Something that doesn't occur: evoking much in the way of interest in any of the film's characters, their fates and — seeing that the killer lurks among them — their motivations. This absence of intrigue springs from the same problem that plagued Murder on the Orient Express, because Branagh is still too enamoured with himself as Poirot to give his co-stars anything substantial to do. Almost anyone could've played the S.S. Karnak's passengers, aka a Christie-standard motley crew, as that's how little a splash this cast makes. Gadot does declare that the steamboat has "enough champagne to fill the Nile" like she's in a camp farce, which definitely stands out, but mostly Death on the Nile is an exercise in squandering talent. Bening is woefully underused, and Saunders and French's on-screen reunion is a wasted comic opportunity. It speaks volumes that an on-autopilot Hammer, aka the one star Branagh might now wish faded into the background, is so prominent. It also helps remind viewers that the flick is stale in multiple ways: shot in 2019, it was originally slated to release that December.
Production delays, COVID-19 and just general release-schedule tinkering mean that Death on the Nile now arrives after Belfast, which Branagh made during the pandemic — and the films' close proximity to each other doesn't help this whodunnit.
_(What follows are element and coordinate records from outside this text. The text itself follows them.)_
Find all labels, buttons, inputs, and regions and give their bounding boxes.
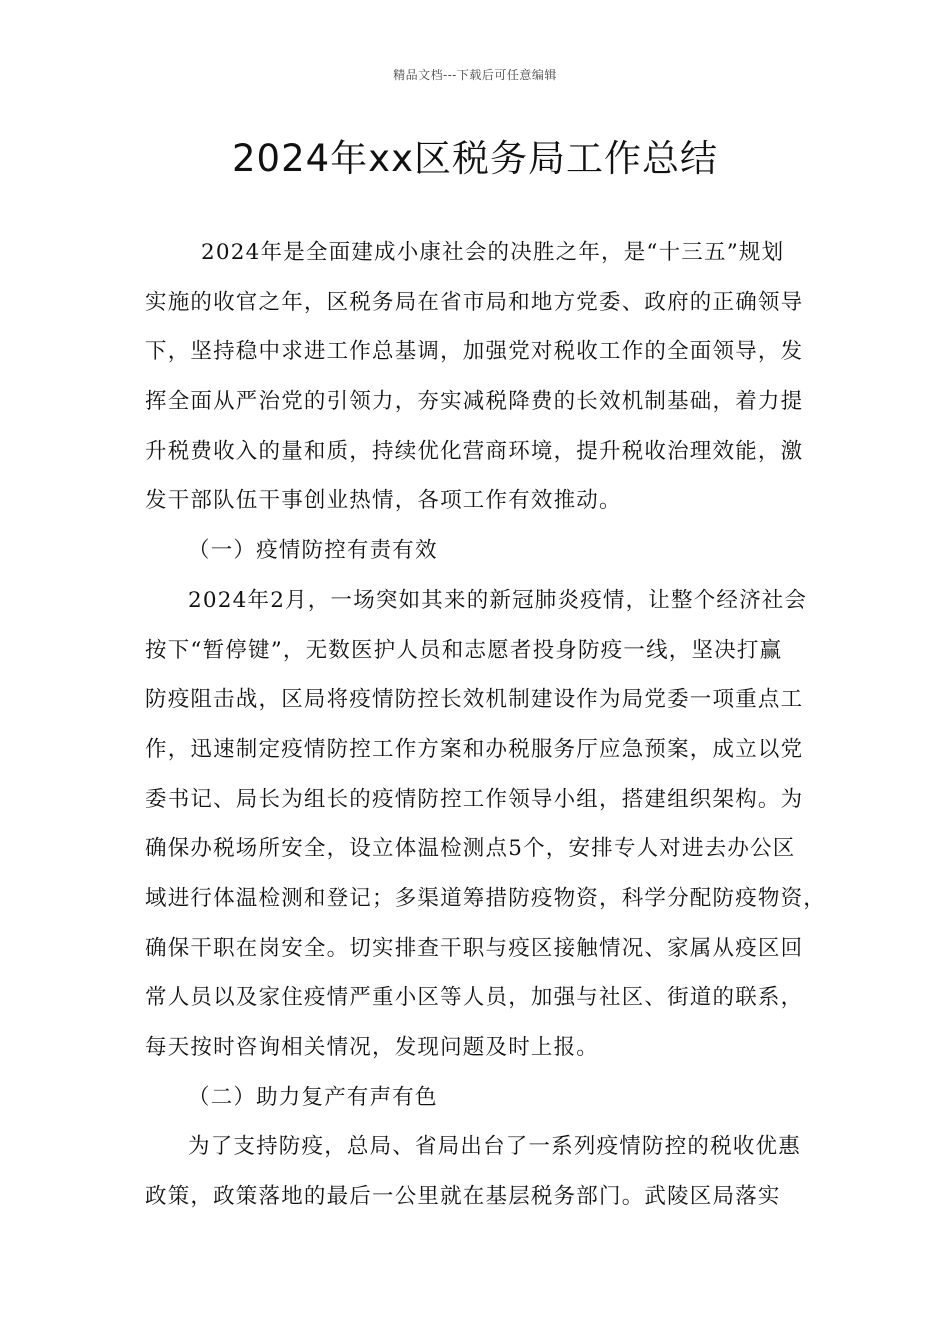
paragraph-line: 域进行体温检测和登记；多渠道筹措防疫物资，科学分配防疫物资， bbox=[145, 885, 827, 911]
paragraph-line: 为了支持防疫，总局、省局出台了一系列疫情防控的税收优惠 bbox=[188, 1134, 801, 1160]
paragraph-line: 2024年2月，一场突如其来的新冠肺炎疫情，让整个经济社会 bbox=[188, 587, 808, 613]
section-heading: （二）助力复产有声有色 bbox=[188, 1084, 438, 1110]
paragraph-line: 按下“暂停键”，无数医护人员和志愿者投身防疫一线，坚决打赢 bbox=[145, 637, 783, 663]
paragraph-line: 政策，政策落地的最后一公里就在基层税务部门。武陵区局落实 bbox=[145, 1184, 781, 1210]
document-title: 2024年xx区税务局工作总结 bbox=[232, 137, 718, 180]
paragraph-line: 每天按时咨询相关情况，发现问题及时上报。 bbox=[145, 1035, 600, 1060]
paragraph-line: 升税费收入的量和质，持续优化营商环境，提升税收治理效能，激 bbox=[145, 438, 804, 464]
paragraph-line: 防疫阻击战，区局将疫情防控长效机制建设作为局党委一项重点工 bbox=[145, 687, 804, 713]
section-heading: （一）疫情防控有责有效 bbox=[188, 538, 438, 564]
paragraph-line: 常人员以及家住疫情严重小区等人员，加强与社区、街道的联系， bbox=[145, 985, 804, 1011]
paragraph-line: 确保干职在岗安全。切实排查干职与疫区接触情况、家属从疫区回 bbox=[145, 935, 804, 961]
paragraph-line: 确保办税场所安全，设立体温检测点5个，安排专人对进去办公区 bbox=[145, 836, 796, 862]
paragraph-line: 挥全面从严治党的引领力，夯实减税降费的长效机制基础，着力提 bbox=[145, 389, 804, 415]
paragraph-line: 发干部队伍干事创业热情，各项工作有效推动。 bbox=[145, 488, 622, 514]
paragraph-line: 下，坚持稳中求进工作总基调，加强党对税收工作的全面领导，发 bbox=[145, 339, 804, 365]
paragraph-line: 作，迅速制定疫情防控工作方案和办税服务厅应急预案，成立以党 bbox=[145, 736, 804, 762]
document-body bbox=[145, 228, 827, 1222]
paragraph-line: 2024年是全面建成小康社会的决胜之年，是“十三五”规划 bbox=[201, 240, 785, 265]
paragraph-line: 实施的收官之年，区税务局在省市局和地方党委、政府的正确领导 bbox=[145, 289, 804, 315]
header-note: 精品文档---下载后可任意编辑 bbox=[393, 68, 557, 82]
paragraph-line: 委书记、局长为组长的疫情防控工作领导小组，搭建组织架构。为 bbox=[145, 786, 804, 812]
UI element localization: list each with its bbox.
The man behind the two movies has always liked on-screen excess, even if he's not in the centre of the frame, but here all of his visual bombast plays like meaningless gloss. The swooping camerawork doesn't quite sell the extravagant setting as much as it exposes Branagh's style-first approach, and demonstrates a lack of care about whether he's drawing the audience into the story. Cameras circle, the score soars and the feature is fashioned like an epic, but like the cruise's victims, there's no sign of a pulse. The inconsistent pacing, dragging through the setup and then speeding through Poirot's crucial sleuthing like it couldn't be over fast enough, also lands a fatal blow.
It doesn't help that the film's also-lacking predecessor already felt like it was stretching its setup, and jumping on a trend that'd seen plenty of other brilliant masterminds reach screens lately (at the time, Sherlock Holmes adaptations were everywhere, or so it seemed). Now, Death on the Nile sails into a world where Knives Out did the eccentric detective bit far smarter and better, that delightful hit is similarly getting a sequel this year, and the likes of Only Murders in the Building and The Afterparty have been unfurling immensely entertaining murder-mystery antics in streaming queues, too. Mostly, though, Branagh's second Poirot outing suffers from being so infatuated with what Murder on the Orient Express did to box-office success — and what the filmmaker himself did as its star — that it's largely happy to merely repeat the feat. There's more moustache here, and an evident effort to spin the plot's threads around love's tangled webs, but neither was ever going to keep this bogged-down slog afloat.